Traditionally we used to have
eels, pickled herrings, and tripe
cockles, mussels, winkles (from the Leigh cockle sheds)
oysters (Burnham and Colchester)
rabbit (my family used to go rabbiting regularly over Hainault forest until myxomatosis wiped most of them out in the early 1950s)
pheasant (usually road-kill)
suet pudding (either with gravy for dinner, or syrup for dessert)
yorkshire pudding (with dinner, or with evaporated milk and syrup for dessert)
spotted dick with custard
brawn
fish and chips
Apparently blackbird pie was also quite common, squirrel less so, but I'd have neither.
When I was young local beef and lamb were the most usual meats, followed by pork. Chicken was always a treat because it was expensive, in spite of the fact that we used to keep them (mainly for eggs, but some were slaughtered at Christmas). Turkey was unheard of.
I used to have lots of fresh fruit - we grew apples, cherries, plums, black-, white- and redcurrants, gooseberries, and rhubarb - and vegetables, because we grew our own. There wasn't even a butcher's, grocer's or greengrocer's where I lived until 1958. The only shop was a sweetshop in the local haulage yard!

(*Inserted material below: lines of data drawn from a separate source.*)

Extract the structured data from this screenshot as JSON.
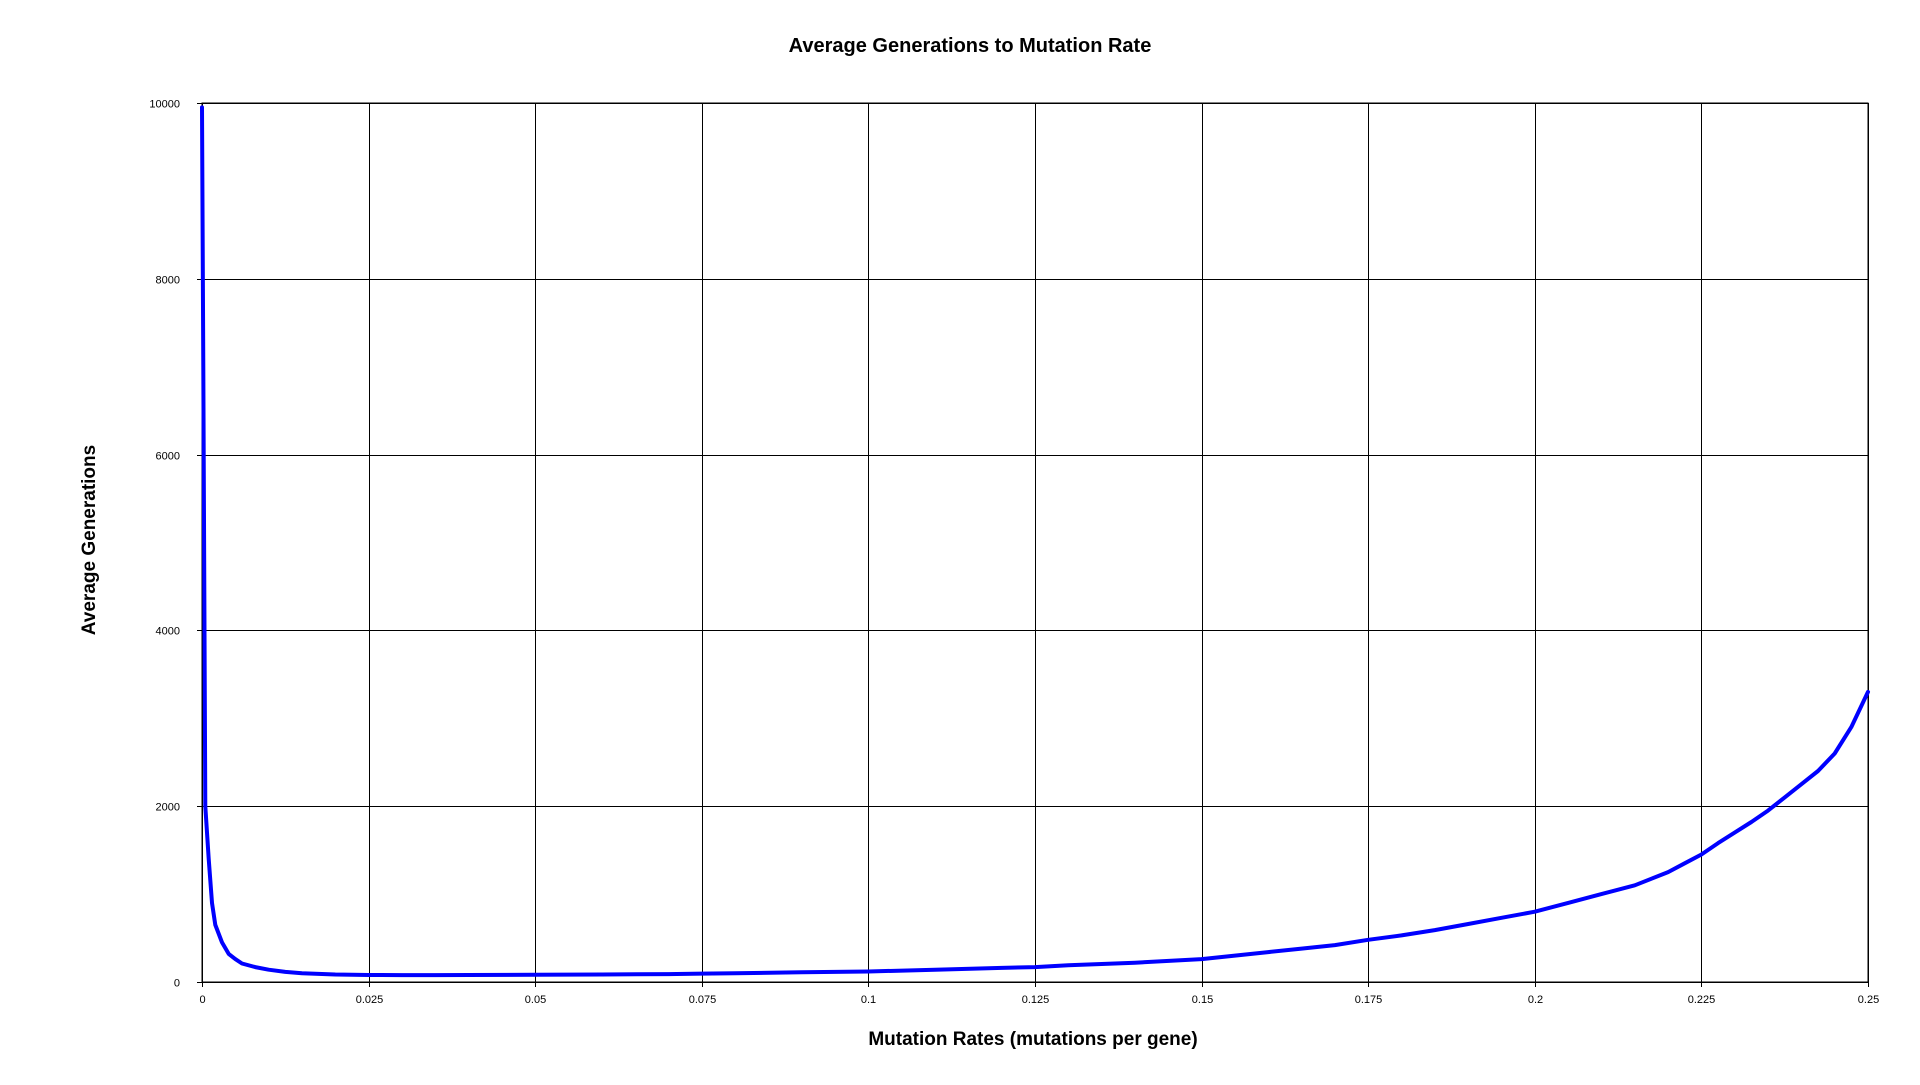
{
  "chart_data": {
    "type": "line",
    "title": "Average Generations to Mutation Rate",
    "xlabel": "Mutation Rates (mutations per gene)",
    "ylabel": "Average Generations",
    "xlim": [
      0,
      0.25
    ],
    "ylim": [
      0,
      10000
    ],
    "x_ticks": [
      "0",
      "0.025",
      "0.05",
      "0.075",
      "0.1",
      "0.125",
      "0.15",
      "0.175",
      "0.2",
      "0.225",
      "0.25"
    ],
    "y_ticks": [
      "0",
      "2000",
      "4000",
      "6000",
      "8000",
      "10000"
    ],
    "grid": true,
    "legend": "none",
    "series": [
      {
        "color": "#0000ff",
        "x": [
          0.0,
          0.0002,
          0.0005,
          0.001,
          0.0015,
          0.002,
          0.003,
          0.004,
          0.005,
          0.006,
          0.008,
          0.01,
          0.0125,
          0.015,
          0.02,
          0.025,
          0.03,
          0.035,
          0.04,
          0.05,
          0.06,
          0.07,
          0.075,
          0.08,
          0.09,
          0.1,
          0.11,
          0.12,
          0.125,
          0.13,
          0.14,
          0.15,
          0.155,
          0.16,
          0.165,
          0.17,
          0.175,
          0.18,
          0.185,
          0.19,
          0.195,
          0.2,
          0.205,
          0.21,
          0.215,
          0.22,
          0.2225,
          0.225,
          0.2275,
          0.23,
          0.2325,
          0.235,
          0.2375,
          0.24,
          0.2425,
          0.245,
          0.2475,
          0.25
        ],
        "y": [
          9950,
          7000,
          2000,
          1400,
          900,
          650,
          450,
          320,
          260,
          210,
          170,
          140,
          115,
          100,
          85,
          80,
          78,
          78,
          80,
          82,
          85,
          90,
          95,
          100,
          110,
          120,
          140,
          160,
          170,
          190,
          220,
          260,
          300,
          340,
          380,
          420,
          480,
          530,
          590,
          660,
          730,
          800,
          900,
          1000,
          1100,
          1250,
          1350,
          1450,
          1580,
          1700,
          1820,
          1950,
          2100,
          2250,
          2400,
          2600,
          2900,
          3300
        ]
      }
    ]
  }
}
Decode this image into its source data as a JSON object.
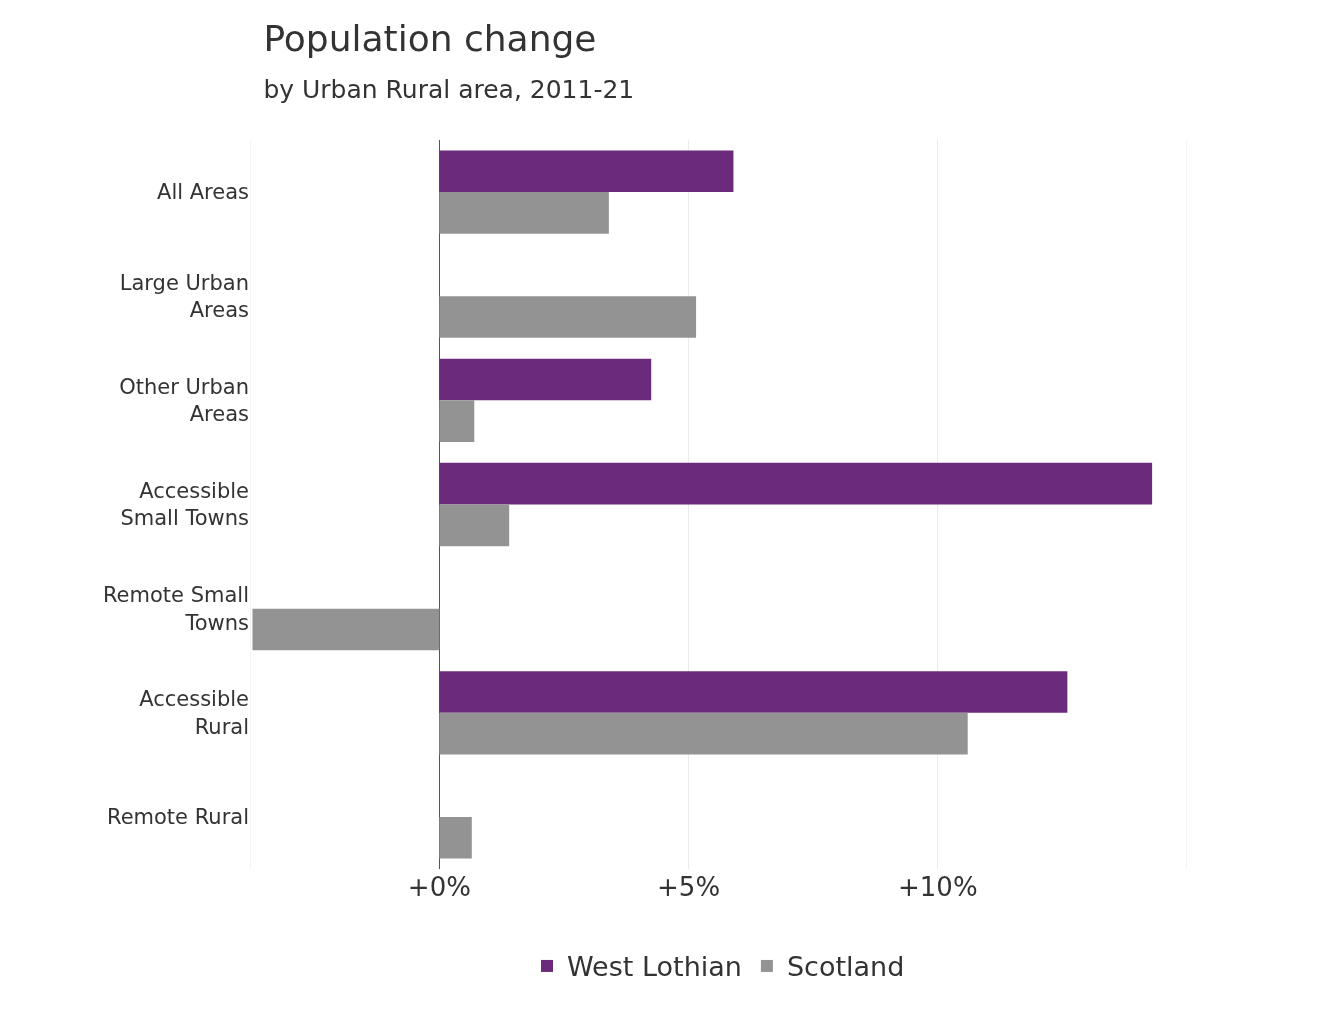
{
  "chart_data": {
    "type": "bar",
    "orientation": "horizontal",
    "title": "Population change",
    "subtitle": "by Urban Rural area, 2011-21",
    "categories": [
      "All Areas",
      "Large Urban Areas",
      "Other Urban Areas",
      "Accessible Small Towns",
      "Remote Small Towns",
      "Accessible Rural",
      "Remote Rural"
    ],
    "series": [
      {
        "name": "West Lothian",
        "color": "#6b2a7b",
        "values": [
          5.9,
          null,
          4.25,
          14.3,
          null,
          12.6,
          null
        ]
      },
      {
        "name": "Scotland",
        "color": "#939393",
        "values": [
          3.4,
          5.15,
          0.7,
          1.4,
          -3.75,
          10.6,
          0.65
        ]
      }
    ],
    "xlim": [
      -3.8,
      15
    ],
    "xticks": [
      {
        "value": 0,
        "label": "+0%"
      },
      {
        "value": 5,
        "label": "+5%"
      },
      {
        "value": 10,
        "label": "+10%"
      },
      {
        "value": 15,
        "label": null
      }
    ],
    "grid": "x",
    "legend": "bottom"
  }
}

Local produce was beef and lamb, later chickens too, but these particular farms have all disappeared, although there are still a few farms not too far away. All the usual veg, fruit, and grains are grown, and quinoa (which always surprises people), but local dishes have changed a lot, mainly because the local population has changed - mainly south Asian, west African, and eastern European now round where I live.